Fortifying Defenses Against AI-Generated Malware

To combat the rising threat of AI-generated malware, Bar Matalon advises investing in cutting-edge tools that employ dynamic detections and behavioral rules, such as Palo Alto Networks Cortex XDR or Cortex XSIAM. He emphasizes, "I think one of the best practices for organizations is to invest in advanced tools that leverage dynamic detections and behavior rules to detect all these new threats and stop them."

These AI-powered systems can identify and neutralize novel threats by analyzing program behaviors and connections in real-time. Matalon predicts, "Security tools will increasingly leverage AI to dynamically identify new threats and stop them," highlighting the critical role AI will play in bolstering cybersecurity defenses.

The Shifting Landscape of Cybersecurity

As AI becomes more ubiquitous, the cybersecurity landscape is poised for significant disruption. Matalon cautions, "AI will help people with less technical knowledge become cyberthreats, lowering the barriers for more threat actors to join." He further predicts, "AI will be used to create lots of new types of malware, flooding the digital world with different threats," and "...threat actors will use AI to automate their work and be much more effective." This will lead to an increase in the volume and sophistication of attacks. Moreover, Matalon warns, "It would be much harder for researchers to attribute an attack to the threat actor behind it, since it would be possible to mimic another actor's tools and TTPs."

The Promise of AI in Threat Detection

Despite the daunting challenges posed by AI-generated malware, Dudas believes that AI will also play a pivotal role in enhancing threat detection capabilities. He envisions a future where "'Cybersecurity researchers' models that have been trained on content and material related to threat research...will be able to perform the same analysis tasks as researchers and will yield quality results in much shorter time frames."

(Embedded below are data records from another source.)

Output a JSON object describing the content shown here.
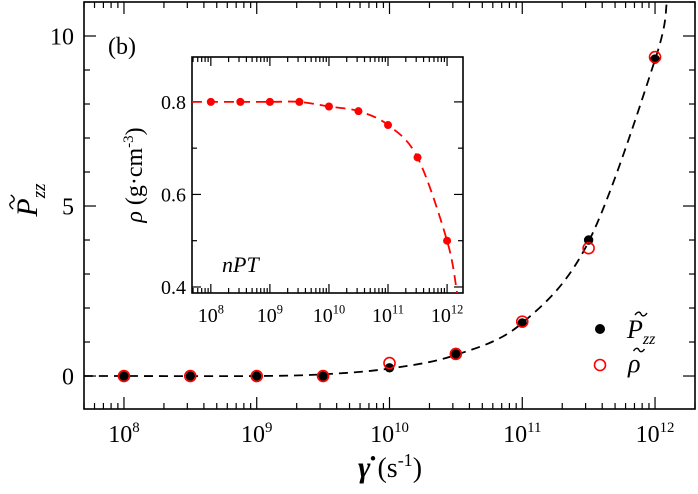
{
  "chart_data": [
    {
      "type": "scatter",
      "panel_label": "(b)",
      "xlabel": "γ̇",
      "xlabel_unit": "(s",
      "xlabel_unit_exp": "-1",
      "xlabel_unit_close": ")",
      "ylabel": "P",
      "ylabel_sub": "zz",
      "xscale": "log",
      "xlim": [
        50000000.0,
        2000000000000.0
      ],
      "ylim": [
        -0.97,
        11.0
      ],
      "xticks": [
        100000000.0,
        1000000000.0,
        10000000000.0,
        100000000000.0,
        1000000000000.0
      ],
      "xtick_labels": [
        {
          "base": "10",
          "exp": "8"
        },
        {
          "base": "10",
          "exp": "9"
        },
        {
          "base": "10",
          "exp": "10"
        },
        {
          "base": "10",
          "exp": "11"
        },
        {
          "base": "10",
          "exp": "12"
        }
      ],
      "yticks": [
        0,
        5,
        10
      ],
      "ytick_labels": [
        "0",
        "5",
        "10"
      ],
      "grid": false,
      "legend_position": "bottom-right",
      "series": [
        {
          "name": "P̃zz",
          "legend_main": "P",
          "legend_sub": "zz",
          "marker": "filled-circle",
          "color": "#000000",
          "x": [
            100000000.0,
            316000000.0,
            1000000000.0,
            3160000000.0,
            10000000000.0,
            31600000000.0,
            100000000000.0,
            316000000000.0,
            1000000000000.0
          ],
          "y": [
            0,
            0,
            0,
            0,
            0.24,
            0.65,
            1.56,
            4.0,
            9.32
          ]
        },
        {
          "name": "ρ̃",
          "legend_main": "ρ",
          "legend_sub": "",
          "marker": "open-circle",
          "color": "#ff0000",
          "x": [
            100000000.0,
            316000000.0,
            1000000000.0,
            3160000000.0,
            10000000000.0,
            31600000000.0,
            100000000000.0,
            316000000000.0,
            1000000000000.0
          ],
          "y": [
            0,
            0,
            0,
            0,
            0.38,
            0.65,
            1.6,
            3.76,
            9.38
          ]
        }
      ],
      "fit_curve": {
        "color": "#000000",
        "style": "dashed",
        "x": [
          50000000.0,
          100000000.0,
          1000000000.0,
          3160000000.0,
          10000000000.0,
          31600000000.0,
          100000000000.0,
          316000000000.0,
          1000000000000.0,
          1230000000000.0
        ],
        "y": [
          0,
          0,
          0.0,
          0.05,
          0.22,
          0.62,
          1.56,
          3.95,
          9.3,
          11.0
        ]
      }
    },
    {
      "type": "line",
      "annotation": "nPT",
      "ylabel": "ρ",
      "ylabel_unit": "(g·cm",
      "ylabel_unit_exp": "-3",
      "ylabel_unit_close": ")",
      "xscale": "log",
      "xlim": [
        48000000.0,
        1860000000000.0
      ],
      "ylim": [
        0.387,
        0.897
      ],
      "xticks": [
        100000000.0,
        1000000000.0,
        10000000000.0,
        100000000000.0,
        1000000000000.0
      ],
      "xtick_labels": [
        {
          "base": "10",
          "exp": "8"
        },
        {
          "base": "10",
          "exp": "9"
        },
        {
          "base": "10",
          "exp": "10"
        },
        {
          "base": "10",
          "exp": "11"
        },
        {
          "base": "10",
          "exp": "12"
        }
      ],
      "yticks": [
        0.4,
        0.6,
        0.8
      ],
      "ytick_labels": [
        "0.4",
        "0.6",
        "0.8"
      ],
      "grid": false,
      "series": [
        {
          "marker": "filled-circle",
          "color": "#ff0000",
          "line": "dashed",
          "x": [
            100000000.0,
            316000000.0,
            1000000000.0,
            3160000000.0,
            10000000000.0,
            31600000000.0,
            100000000000.0,
            316000000000.0,
            1000000000000.0
          ],
          "y": [
            0.8,
            0.8,
            0.8,
            0.8,
            0.79,
            0.78,
            0.75,
            0.68,
            0.5
          ]
        }
      ],
      "fit_curve": {
        "color": "#ff0000",
        "style": "dashed",
        "x": [
          48000000.0,
          100000000.0,
          1000000000.0,
          3160000000.0,
          10000000000.0,
          31600000000.0,
          100000000000.0,
          316000000000.0,
          1000000000000.0,
          1480000000000.0
        ],
        "y": [
          0.8,
          0.8,
          0.8,
          0.8,
          0.79,
          0.78,
          0.75,
          0.68,
          0.5,
          0.387
        ]
      }
    }
  ]
}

This application of AI could potentially level the playing field and empower cybersecurity professionals to stay ahead of the security curve.

The insightful research conducted by Bar Matalon and Rem Dudas serves as a clarion call for the cybersecurity community. As we navigate the uncharted waters of an AI-driven threat landscape, it is imperative that we remain vigilant, adaptable and proactive in our approach to defense. By harnessing the power of AI in our own security tools and strategies, we can fortify our defenses and stay one step ahead of the malicious actors seeking to exploit this transformative technology. As Matalon aptly puts it, "Maybe that's the way we'll do that in the future – that the best solution for a bad person with an AI model is the good person with an AI model. Right?"